8.1.2 Routine prevention of postpartum haemorrhage

Active management of third stage of labour1

Active management of third stage of labour consists in the administration of oxytocin before placental expulsion, followed by controlled cord traction then uterine massage to help retraction of the uterus.

Administration of oxytocin immediately after the birth (or after the birth of the last infant in a multiple pregnancy) AND before delivery of the placenta accelerates separation of the placenta, facilitates its delivery and helps prevent postpartum haemorrhage.

Immediately after the birth of the infant, palpate the mother's abdomen to be sure she is not carrying twins, then administer oxytocin slow IV or IM: 5 or 10 IU.

Then after clamping and cutting the cord, deliver the placenta with controlled cord traction (during a contraction with counter pressure to the uterus, with a hand placed on the abdomen).

When oxytocin is used prior to delivery of the placenta, there is in theory, and especially if the injection is not done immediately (i.e. within 3 minutes), a risk of retained placenta. For this reason, the birth attendant who administers oxytocin immediately after delivery of the infant must be able to perform manual removal of the placenta, should it be necessary. If these conditions are not met, oxytocin should be administered after placental expulsion.

Use of oxytocin after delivery of the placenta

If oxytocin has not been given prior to placenta delivery, it should be administered after the placenta has been completely delivered. This is less effective in preventing postpartum haemorrhage, however.

oxytocin slow IV or IM: 5 or 10 IU

Uterine exploration to remove any placental fragments will be more difficult after injecting oxytocin. Be sure that the placenta is complete before administering oxytocin.
In addition, massage the uterus to help uterine retraction.

8.1.3 Monitoring

– The birth attendant should check:
• The heart rate and blood pressure, and the amount of vaginal bleeding, while waiting for the placenta to deliver. Monitoring should be maintained after expulsion of the placenta (every 15 minutes for the first hour, then every 30 minutes for the next hour) as the risk of haemorrhage persists.
• The length of the rest period: in the absence of haemorrhage, a maximum delay of 30 to 45 minutes is tolerated for the expulsion of the placenta. After that, the placenta should be removed manually (Chapter 9, Section 9.2).
• That the uterus retracts and remains retracted.
• That the entire placenta has been expelled.

– Uncontrolled traction on the cord (i.e., done without a contraction or counterpressure) is contra-indicated, as it can cause tearing of the placenta and, afterwards, retention of placental fragments (with the attendant risk of haemorrhage and infection).

– Abdominal palpation can be used to determine whether the placenta has separated, by pressing down on the abdomen just above the pubic bone. If the cord does not retract when pressure is applied, the placenta has separated (Figure 8.1).

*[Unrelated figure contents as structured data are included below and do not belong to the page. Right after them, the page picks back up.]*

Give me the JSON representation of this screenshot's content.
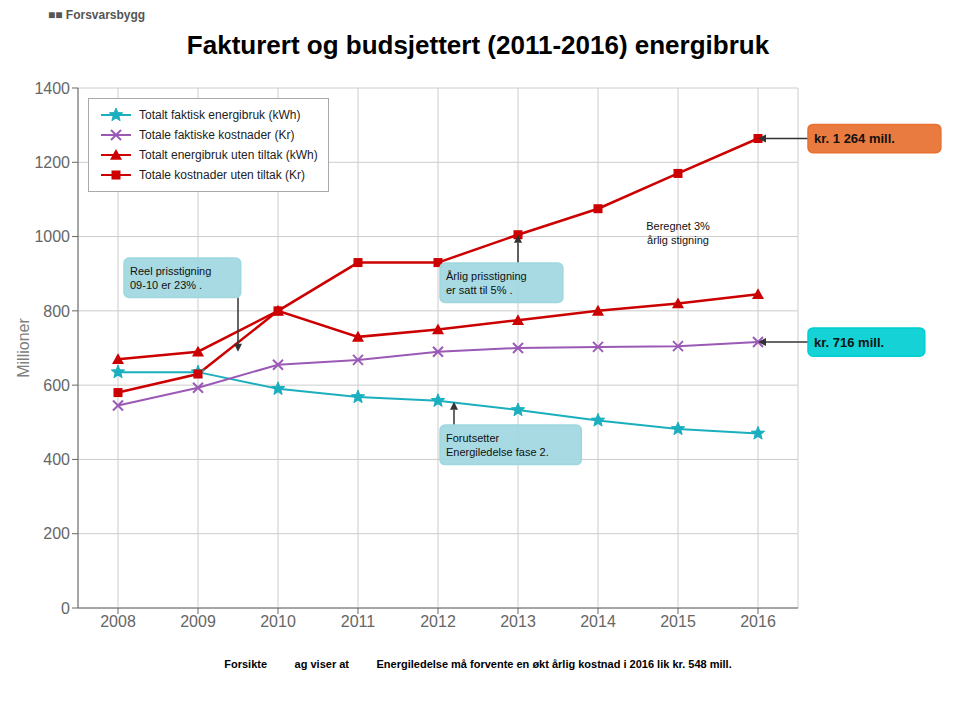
{
  "chart_data": {
    "type": "line",
    "title": "Fakturert og budsjettert (2011-2016) energibruk",
    "y_label": "Millioner",
    "x": [
      2008,
      2009,
      2010,
      2011,
      2012,
      2013,
      2014,
      2015,
      2016
    ],
    "xlim": [
      2007.5,
      2016.5
    ],
    "xticks": [
      2008,
      2009,
      2010,
      2011,
      2012,
      2013,
      2014,
      2015,
      2016
    ],
    "ylim": [
      0,
      1400
    ],
    "yticks": [
      0,
      200,
      400,
      600,
      800,
      1000,
      1200,
      1400
    ],
    "grid": true,
    "legend": "upper left",
    "series": [
      {
        "name": "Totalt faktisk energibruk (kWh)",
        "color": "#1AAFBE",
        "marker": "star",
        "values": [
          635,
          635,
          590,
          568,
          558,
          533,
          505,
          482,
          470
        ]
      },
      {
        "name": "Totale faktiske kostnader (Kr)",
        "color": "#9B59B6",
        "marker": "x",
        "values": [
          545,
          593,
          655,
          668,
          690,
          700,
          703,
          705,
          716
        ]
      },
      {
        "name": "Totalt energibruk uten tiltak (kWh)",
        "color": "#CC0000",
        "marker": "triangle",
        "values": [
          670,
          690,
          800,
          730,
          750,
          775,
          800,
          820,
          845
        ]
      },
      {
        "name": "Totale kostnader uten tiltak (Kr)",
        "color": "#CC0000",
        "marker": "square",
        "values": [
          580,
          630,
          800,
          930,
          930,
          1005,
          1075,
          1170,
          1264
        ]
      }
    ],
    "annotations": [
      {
        "text": "Reel prisstigning\n09-10 er 23% .",
        "x": 2009.5,
        "y": 690,
        "color": "#9FD7DF"
      },
      {
        "text": "Årlig prisstigning\ner satt til 5% .",
        "x": 2013.0,
        "y": 1005,
        "color": "#9FD7DF"
      },
      {
        "text": "Beregnet 3%\nårlig stigning",
        "x": 2015.0,
        "y": 1010
      },
      {
        "text": "Forutsetter\nEnergiledelse fase 2.",
        "x": 2012.2,
        "y": 555,
        "color": "#9FD7DF"
      },
      {
        "text": "kr. 1 264 mill.",
        "x": 2016,
        "y": 1264,
        "color": "#E87030"
      },
      {
        "text": "kr. 716 mill.",
        "x": 2016,
        "y": 716,
        "color": "#00CED1"
      },
      {
        "text": "Forsikte         ag viser at         Energiledelse må forvente en økt årlig kostnad i 2016 lik kr. 548 mill."
      },
      {
        "text": "■■ Forsvarsbygg"
      }
    ]
  }
}
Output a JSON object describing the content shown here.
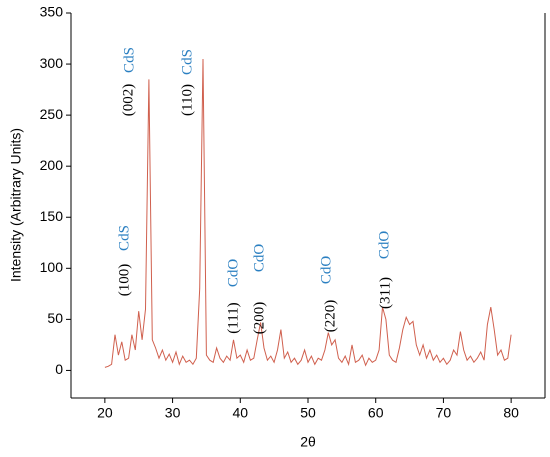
{
  "chart_data": {
    "type": "line",
    "x_label": "2θ",
    "y_label": "Intensity (Arbitrary Units)",
    "x": [
      20,
      20.5,
      21,
      21.5,
      22,
      22.5,
      23,
      23.5,
      24,
      24.5,
      25,
      25.5,
      26,
      26.5,
      27,
      27.5,
      28,
      28.5,
      29,
      29.5,
      30,
      30.5,
      31,
      31.5,
      32,
      32.5,
      33,
      33.5,
      34,
      34.5,
      35,
      35.5,
      36,
      36.5,
      37,
      37.5,
      38,
      38.5,
      39,
      39.5,
      40,
      40.5,
      41,
      41.5,
      42,
      42.5,
      43,
      43.5,
      44,
      44.5,
      45,
      45.5,
      46,
      46.5,
      47,
      47.5,
      48,
      48.5,
      49,
      49.5,
      50,
      50.5,
      51,
      51.5,
      52,
      52.5,
      53,
      53.5,
      54,
      54.5,
      55,
      55.5,
      56,
      56.5,
      57,
      57.5,
      58,
      58.5,
      59,
      59.5,
      60,
      60.5,
      61,
      61.5,
      62,
      62.5,
      63,
      63.5,
      64,
      64.5,
      65,
      65.5,
      66,
      66.5,
      67,
      67.5,
      68,
      68.5,
      69,
      69.5,
      70,
      70.5,
      71,
      71.5,
      72,
      72.5,
      73,
      73.5,
      74,
      74.5,
      75,
      75.5,
      76,
      76.5,
      77,
      77.5,
      78,
      78.5,
      79,
      79.5,
      80
    ],
    "series": [
      {
        "color": "#d0604e",
        "values": [
          3,
          4,
          6,
          35,
          15,
          28,
          10,
          12,
          35,
          20,
          58,
          30,
          60,
          285,
          30,
          22,
          12,
          20,
          10,
          16,
          8,
          18,
          6,
          14,
          8,
          10,
          6,
          12,
          80,
          305,
          15,
          10,
          8,
          22,
          12,
          8,
          14,
          10,
          30,
          12,
          15,
          8,
          20,
          10,
          12,
          30,
          47,
          22,
          10,
          14,
          8,
          20,
          40,
          12,
          18,
          8,
          12,
          6,
          10,
          20,
          8,
          14,
          6,
          12,
          10,
          20,
          37,
          25,
          30,
          12,
          8,
          14,
          6,
          25,
          8,
          10,
          15,
          5,
          12,
          8,
          10,
          20,
          62,
          50,
          15,
          10,
          8,
          22,
          40,
          52,
          45,
          48,
          25,
          15,
          25,
          12,
          20,
          10,
          15,
          8,
          12,
          6,
          10,
          20,
          15,
          38,
          20,
          10,
          14,
          8,
          12,
          18,
          10,
          45,
          62,
          40,
          15,
          20,
          10,
          12,
          35
        ]
      }
    ],
    "xlim": [
      15,
      85
    ],
    "ylim": [
      -27,
      350
    ],
    "xticks": [
      20,
      30,
      40,
      50,
      60,
      70,
      80
    ],
    "yticks": [
      0,
      50,
      100,
      150,
      200,
      250,
      300,
      350
    ],
    "annotations": [
      {
        "text": "(002)"
      },
      {
        "text": "CdS"
      },
      {
        "text": "(110)"
      },
      {
        "text": "CdS"
      },
      {
        "text": "(100)"
      },
      {
        "text": "CdS"
      },
      {
        "text": "(111)"
      },
      {
        "text": "CdO"
      },
      {
        "text": "(200)"
      },
      {
        "text": "CdO"
      },
      {
        "text": "(220)"
      },
      {
        "text": "CdO"
      },
      {
        "text": "(311)"
      },
      {
        "text": "CdO"
      }
    ]
  }
}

– To facilitate expulsion from the vagina if it seems to be going slowly after the separation, apply moderate pressure to the uterine fundus, directed toward the vagina.

Figure 8.1 - Placental separation has occurred if the cord fails to retract with abdominal pressure

8.1.4 Examination of the placenta

Always examine the placenta to verify that it has been completely expelled. The uterus can only retract properly if it is empty. Sooner or later, retained debris will lead to haemorrhage or infection.

Examination of the membranous sac

Straighten the sac by inserting a hand into it, looking for a vessel that ends abruptly— indicating that there might be a succenturiate lobe remaining in the uterus—or for a tear pointing to retained membrane. In these cases, manual uterine exploration may be required (Chapter 9, Section 9.3).

Examination of the maternal surface of the placenta

Regular, bright red cotyledons. Any holes, roughened or depressed areas, or any deep cuts that fail to line up when the cotyledons are brought together may suggest retained placenta, requiring uterine exploration for removal.